Remove a device from a fleet
AI agents call iot_fleet_remove_device to permanently remove resources in Claude Flow — typically in cleanup and lifecycle workflows. It does its job in a single call, and there is no undo.
Removing a device from a fleet is a destructive action because it permanently severs the device's registration and fleet membership, which typically cannot be recovered without manual re-provisioning. While not deleting the physical device, the operation irreversibly modifies state in a way that disrupts service continuity.
From the tool's definition Tool name contains 'remove' and description states 'Remove a device from a fleet' — removal of a device from fleet management is an irreversible operation that cannot be easily undone and results in loss of device registration/association.

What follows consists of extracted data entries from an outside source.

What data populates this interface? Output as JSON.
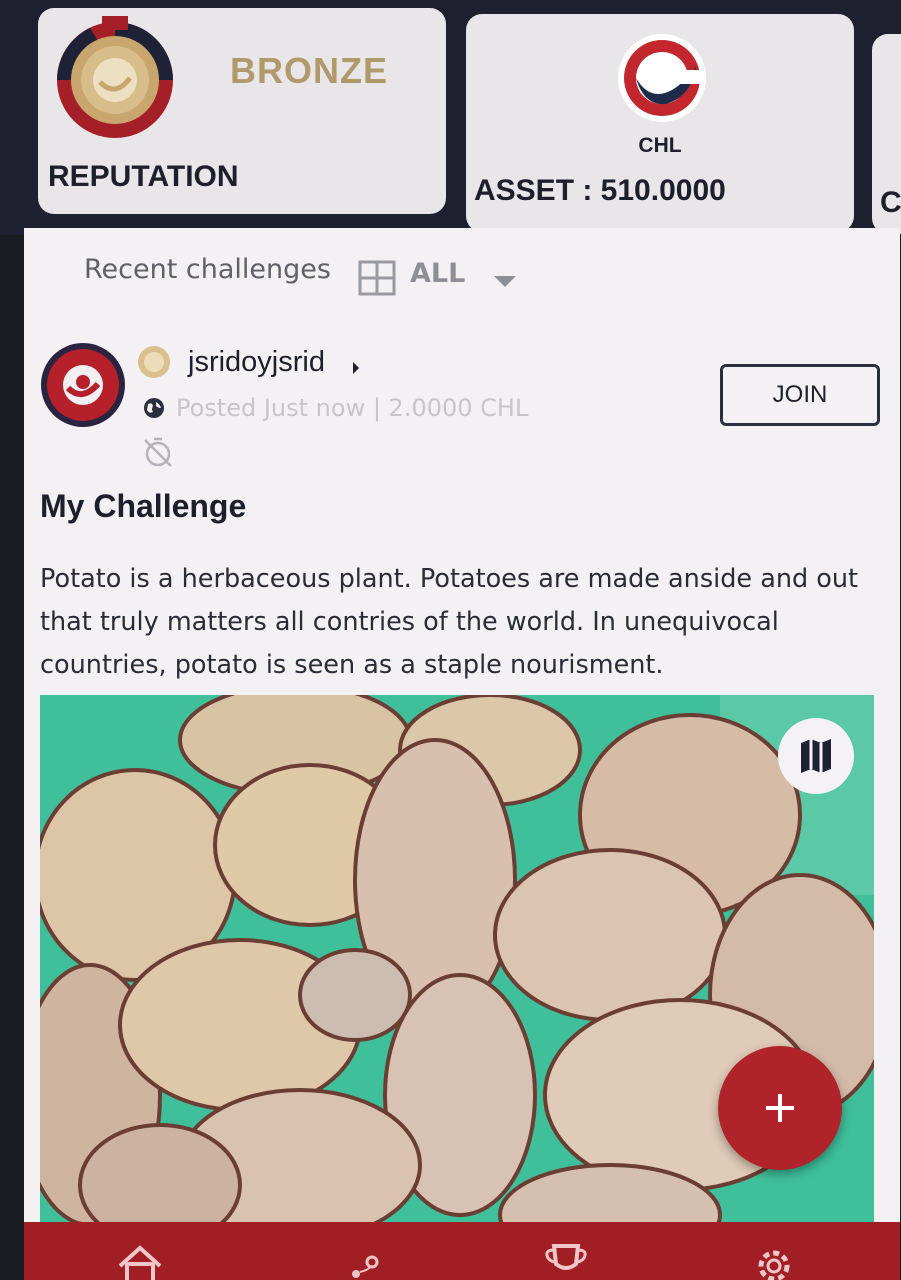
{
  "reputation": {
    "level": "BRONZE",
    "label": "REPUTATION"
  },
  "asset": {
    "symbol": "CHL",
    "label": "ASSET : 510.0000"
  },
  "third_card": {
    "label": "C"
  },
  "filter": {
    "label": "Recent challenges",
    "value": "ALL"
  },
  "post": {
    "username": "jsridoyjsrid",
    "meta": "Posted Just now | 2.0000 CHL",
    "join_label": "JOIN",
    "title": "My Challenge",
    "body": "Potato is a herbaceous plant. Potatoes are made anside and out that truly matters all contries of the world. In unequivocal countries, potato is seen as a staple nourisment."
  },
  "fab": {
    "label": "+"
  },
  "nav": {
    "items": [
      "home-icon",
      "map-route-icon",
      "trophy-icon",
      "settings-icon"
    ]
  },
  "colors": {
    "brand_red": "#a11e24",
    "fab_red": "#b0232a",
    "dark_bg": "#1e2030",
    "bronze": "#b09a6c"
  }
}
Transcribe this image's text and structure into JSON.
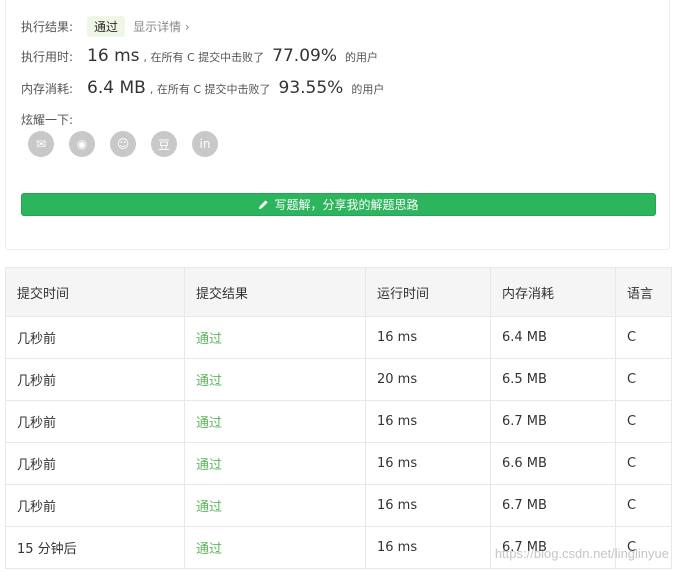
{
  "summary": {
    "result_label": "执行结果:",
    "result_badge": "通过",
    "detail_link": "显示详情 ›",
    "runtime_label": "执行用时:",
    "runtime_value": "16 ms",
    "runtime_text": ", 在所有 C 提交中击败了",
    "runtime_pct": "77.09%",
    "runtime_suffix": "的用户",
    "memory_label": "内存消耗:",
    "memory_value": "6.4 MB",
    "memory_text": ", 在所有 C 提交中击败了",
    "memory_pct": "93.55%",
    "memory_suffix": "的用户",
    "share_label": "炫耀一下:",
    "share_icons": [
      {
        "name": "wechat-icon",
        "glyph": "✉"
      },
      {
        "name": "weibo-icon",
        "glyph": "◉"
      },
      {
        "name": "qq-icon",
        "glyph": "☺"
      },
      {
        "name": "douban-icon",
        "glyph": "豆"
      },
      {
        "name": "linkedin-icon",
        "glyph": "in"
      }
    ],
    "solution_button": "写题解，分享我的解题思路",
    "accent": "#2db55d"
  },
  "table": {
    "headers": [
      "提交时间",
      "提交结果",
      "运行时间",
      "内存消耗",
      "语言"
    ],
    "rows": [
      [
        "几秒前",
        "通过",
        "16 ms",
        "6.4 MB",
        "C"
      ],
      [
        "几秒前",
        "通过",
        "20 ms",
        "6.5 MB",
        "C"
      ],
      [
        "几秒前",
        "通过",
        "16 ms",
        "6.7 MB",
        "C"
      ],
      [
        "几秒前",
        "通过",
        "16 ms",
        "6.6 MB",
        "C"
      ],
      [
        "几秒前",
        "通过",
        "16 ms",
        "6.7 MB",
        "C"
      ],
      [
        "15 分钟后",
        "通过",
        "16 ms",
        "6.7 MB",
        "C"
      ]
    ]
  },
  "watermark": "https://blog.csdn.net/linglinyue"
}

Attacks that exploit this kind of access
Remove a device from a fleet. It is categorised as a Destructive tool in the Claude Flow MCP Server, which means it can permanently delete or destroy data. Block by default and require explicit approval.
Register the Claude Flow MCP server in PolicyLayer and add a rule for iot_fleet_remove_device: allow, deny, rate-limit, or require approval. Point your MCP client at the PolicyLayer proxy URL and the rule is enforced on every call, before it reaches Claude Flow. Nothing to install.
iot_fleet_remove_device is a Destructive tool with critical risk. Critical-risk tools should be blocked by default and only enabled with explicit human approval.
Yes. Add a rate_limit block to the iot_fleet_remove_device rule in your PolicyLayer policy. For example, setting max: 10 and window: 60 limits the tool to 10 calls per minute. Rate limits are tracked per agent session and reset automatically.
Set action: deny in the PolicyLayer policy for iot_fleet_remove_device. The AI agent will receive a policy violation error and cannot call the tool. You can also include a reason field to explain why the tool is blocked.
iot_fleet_remove_device is provided by the Claude Flow MCP server (claude-flow). PolicyLayer sits as a proxy in front of this server to enforce policies before tool calls reach the server.